You need to multiply the individual probabilities together because we want the event of the first person not sharing a birthday AND the second person not sharing AND the third person AND so on.
So P' = (365/365)(364/365)(363/365)...(343/365) = 0.492703
So P = 1 - P' = 0.507297
You can derive a formula to calculate it right away.
P' = (365 * 364 * 363 ... * 365 - n + 1) / 365^n
P' = 365! / (365^n * (365-n)!)
Calculating The Other Way Around
Calculating P, the probability that at least two people share a birthday, straight away is more difficult. And that’s because you need to be careful not counting events twice.

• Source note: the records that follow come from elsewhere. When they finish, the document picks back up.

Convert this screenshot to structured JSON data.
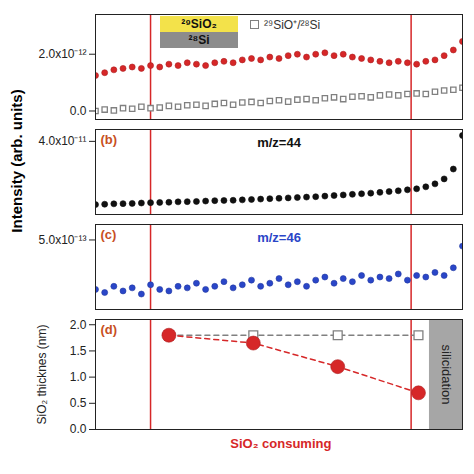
{
  "ylabel": "Intensity (arb. units)",
  "chart_data": [
    {
      "type": "scatter",
      "xlim": [
        0,
        100
      ],
      "tick_labels": "y",
      "vlines": [
        15,
        86
      ],
      "ylim": [
        -3e-13,
        3.4e-12
      ],
      "yticks": [
        {
          "value": 0,
          "label": "0.0"
        },
        {
          "value": 2e-12,
          "label": "2.0x10⁻¹²"
        }
      ],
      "inset": [
        "²⁹SiO₂",
        "²⁸Si"
      ],
      "x": [
        0,
        2.5,
        5,
        7.5,
        10,
        12.5,
        15,
        17.5,
        20,
        22.5,
        25,
        27.5,
        30,
        32.5,
        35,
        37.5,
        40,
        42.5,
        45,
        47.5,
        50,
        52.5,
        55,
        57.5,
        60,
        62.5,
        65,
        67.5,
        70,
        72.5,
        75,
        77.5,
        80,
        82.5,
        85,
        87.5,
        90,
        92.5,
        95,
        97.5,
        100
      ],
      "series": [
        {
          "color": "#d62728",
          "marker": "circle",
          "values": [
            1.25e-12,
            1.35e-12,
            1.45e-12,
            1.5e-12,
            1.55e-12,
            1.5e-12,
            1.6e-12,
            1.55e-12,
            1.65e-12,
            1.6e-12,
            1.7e-12,
            1.65e-12,
            1.6e-12,
            1.7e-12,
            1.75e-12,
            1.7e-12,
            1.8e-12,
            1.85e-12,
            1.8e-12,
            1.9e-12,
            1.85e-12,
            1.95e-12,
            2e-12,
            1.9e-12,
            2e-12,
            2.05e-12,
            1.95e-12,
            2e-12,
            1.9e-12,
            1.85e-12,
            1.8e-12,
            1.75e-12,
            1.7e-12,
            1.75e-12,
            1.7e-12,
            1.65e-12,
            1.75e-12,
            1.8e-12,
            1.95e-12,
            2.15e-12,
            2.45e-12
          ]
        },
        {
          "name": "²⁹SiO⁺/²⁸Si",
          "color": "#808080",
          "marker": "square",
          "values": [
            0.0,
            5e-14,
            2e-14,
            1e-13,
            8e-14,
            1.5e-13,
            1e-13,
            1.2e-13,
            1.8e-13,
            1.5e-13,
            2e-13,
            2.2e-13,
            1.8e-13,
            2.5e-13,
            2.8e-13,
            2.2e-13,
            3e-13,
            3.2e-13,
            2.8e-13,
            3.5e-13,
            3.8e-13,
            3.3e-13,
            4e-13,
            4.2e-13,
            3.8e-13,
            4.5e-13,
            4.8e-13,
            4.2e-13,
            5e-13,
            5.2e-13,
            4.8e-13,
            5.5e-13,
            5.8e-13,
            5.5e-13,
            6e-13,
            6.2e-13,
            6e-13,
            6.8e-13,
            7.2e-13,
            7.5e-13,
            8.2e-13
          ]
        }
      ]
    },
    {
      "type": "scatter",
      "title": "(b)",
      "annotations": [
        "m/z=44"
      ],
      "xlim": [
        0,
        100
      ],
      "tick_labels": "y",
      "vlines": [
        15,
        86
      ],
      "ylim": [
        3e-12,
        4.6e-11
      ],
      "yticks": [
        {
          "value": 4e-11,
          "label": "4.0x10⁻¹¹"
        }
      ],
      "x": [
        0,
        2.5,
        5,
        7.5,
        10,
        12.5,
        15,
        17.5,
        20,
        22.5,
        25,
        27.5,
        30,
        32.5,
        35,
        37.5,
        40,
        42.5,
        45,
        47.5,
        50,
        52.5,
        55,
        57.5,
        60,
        62.5,
        65,
        67.5,
        70,
        72.5,
        75,
        77.5,
        80,
        82.5,
        85,
        87.5,
        90,
        92.5,
        95,
        97.5,
        100
      ],
      "series": [
        {
          "color": "#111111",
          "marker": "circle",
          "values": [
            8e-12,
            8.2e-12,
            8.4e-12,
            8.5e-12,
            8.6e-12,
            8.8e-12,
            9e-12,
            9.1e-12,
            9.2e-12,
            9.4e-12,
            9.5e-12,
            9.6e-12,
            9.8e-12,
            1e-11,
            1.01e-11,
            1.02e-11,
            1.04e-11,
            1.06e-11,
            1.08e-11,
            1.1e-11,
            1.12e-11,
            1.14e-11,
            1.16e-11,
            1.18e-11,
            1.2e-11,
            1.23e-11,
            1.26e-11,
            1.29e-11,
            1.32e-11,
            1.35e-11,
            1.38e-11,
            1.42e-11,
            1.46e-11,
            1.5e-11,
            1.55e-11,
            1.6e-11,
            1.7e-11,
            1.85e-11,
            2.1e-11,
            2.6e-11,
            4.3e-11
          ]
        }
      ]
    },
    {
      "type": "scatter",
      "title": "(c)",
      "annotations": [
        "m/z=46"
      ],
      "xlim": [
        0,
        100
      ],
      "tick_labels": "y",
      "vlines": [
        15,
        86
      ],
      "ylim": [
        5e-14,
        6e-13
      ],
      "yticks": [
        {
          "value": 5e-13,
          "label": "5.0x10⁻¹³"
        }
      ],
      "x": [
        0,
        2.5,
        5,
        7.5,
        10,
        12.5,
        15,
        17.5,
        20,
        22.5,
        25,
        27.5,
        30,
        32.5,
        35,
        37.5,
        40,
        42.5,
        45,
        47.5,
        50,
        52.5,
        55,
        57.5,
        60,
        62.5,
        65,
        67.5,
        70,
        72.5,
        75,
        77.5,
        80,
        82.5,
        85,
        87.5,
        90,
        92.5,
        95,
        97.5,
        100
      ],
      "series": [
        {
          "color": "#2a46c8",
          "marker": "circle",
          "values": [
            1.8e-13,
            1.6e-13,
            2e-13,
            1.7e-13,
            1.9e-13,
            1.5e-13,
            2.1e-13,
            1.8e-13,
            1.7e-13,
            2e-13,
            1.9e-13,
            2.2e-13,
            1.8e-13,
            2e-13,
            2.3e-13,
            1.9e-13,
            2.1e-13,
            2.4e-13,
            2e-13,
            2.2e-13,
            2.5e-13,
            2.1e-13,
            2.3e-13,
            2e-13,
            2.4e-13,
            2.6e-13,
            2.2e-13,
            2.5e-13,
            2.3e-13,
            2.7e-13,
            2.4e-13,
            2.6e-13,
            2.5e-13,
            2.8e-13,
            2.4e-13,
            2.7e-13,
            2.6e-13,
            2.9e-13,
            2.7e-13,
            3.2e-13,
            4.6e-13
          ]
        }
      ]
    },
    {
      "type": "line",
      "title": "(d)",
      "ylabel": "SiO₂ thicknes (nm)",
      "annotations": [
        "SiO₂ consuming"
      ],
      "xlim": [
        0,
        100
      ],
      "tick_labels": "y",
      "vlines": [
        15,
        86
      ],
      "region": {
        "x": [
          91,
          100
        ],
        "label": "silicidation"
      },
      "ylim": [
        0,
        2.1
      ],
      "yticks": [
        {
          "value": 0,
          "label": "0.0"
        },
        {
          "value": 0.5,
          "label": "0.5"
        },
        {
          "value": 1,
          "label": "1.0"
        },
        {
          "value": 1.5,
          "label": "1.5"
        },
        {
          "value": 2,
          "label": "2.0"
        }
      ],
      "x": [
        20,
        43,
        66,
        88
      ],
      "series": [
        {
          "color": "#808080",
          "marker": "square",
          "line_style": "dashed",
          "values": [
            1.8,
            1.8,
            1.8,
            1.8
          ]
        },
        {
          "color": "#d62728",
          "marker": "circle",
          "line_style": "dashed",
          "values": [
            1.8,
            1.65,
            1.2,
            0.7
          ]
        }
      ]
    }
  ]
}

For instance, you could imagine that to calculate P you could do like this:
- Start with one people in the room. His probability of sharing a birthday with anyone else is 0.
- Then add another person. His probability of sharing a birthday is 1/365.
- Add a third person. His probability of sharing a birthday is 2/365.
So on and so forth. This reasoning is not correct though, and it would give you a probability of at least two people having the same birthday of 69.3%, when the correct value is 50.7%.
The probability using this approach is incorrect and larger because you are counting many events twice. For instance, if students 1 and 2 share a birthday the probability of student 3 share a birthday with anyone else would be 1/365, and not 2/365 as stated above.
The fix is simple: for each new person in the rool you need to find his probability of sharing a birthday with anyone else GIVEN that none of the people already in the room share a birthday (cause if they do you have already counted it).
So the calculation becomes:
- Put the first person in the room. His probability of sharing a birthday with anyone is 0.
- Put the second person in the room. His probability of sharing a birthday with anyone is 1/365.
- Put the third person in the room. His probability of sharing a birthday with anyone, given that the previous people didn’t, is (1 – 1/365) * (2/265). Therefore (364/365)(2/365)
- Put the fourth person in the room. His probability of sharing a birthday with anyone, given that none of the previous people did, is (1-P(3)) * (3/365).
So on and so forth.
So basically for the Nth person, the probability of him sharing a birthday with anyone in the room already, given that no one before did, P(N), is:
P(N) = (1 - P(N-1)) * ((N-1)/365)
And P(1) = 0.
If you want to calculate the probability with 23 people in the room, therefore, you just need to add all the individual P(N).
The Birthday Paradox
The paradox in this problem is related to the fact that with just 57 people in the room you’ll already achieve a probability of 99% that at least two people will share the same birthday. However, to achieve 100% you’ll obviously need 366 people, which is 1 more than the number of days in the year.
This principle has been used, for instance, to ellaborate cryptographic attacks.
Related Problems
You’ll observe this pattern on a wide range of probability problems. For instance, suppose that a lottery picks 6 numbers at random, and the range of the numbers available is 1 through 45.
What’s the probability that a certain number will be picked?
As with the birthday problem it’s much easier to invert the problem. What’s the probability that a certain number will NOT be picked?
P' = (44/45)(43/44)(42/43)(41/42)(40/41)(39/40)
P' = 44!39! / 45!38! = 39 / 45 = 0.866666666666.
So P = 0.13333333333.
You could go the other way around, but you need to remember to remove repeat events.
P = (1/45) + (44/45 * 1/44) + …
That is, the probability of the number appearing in the first pick is 1/45. In the second pick is 1/44 multiplied by the probability that the number didn’t appear in the first pick. In the third pick the probability is 1/43 multiplied by the probability it didn’t appear in the first two picks, and so on.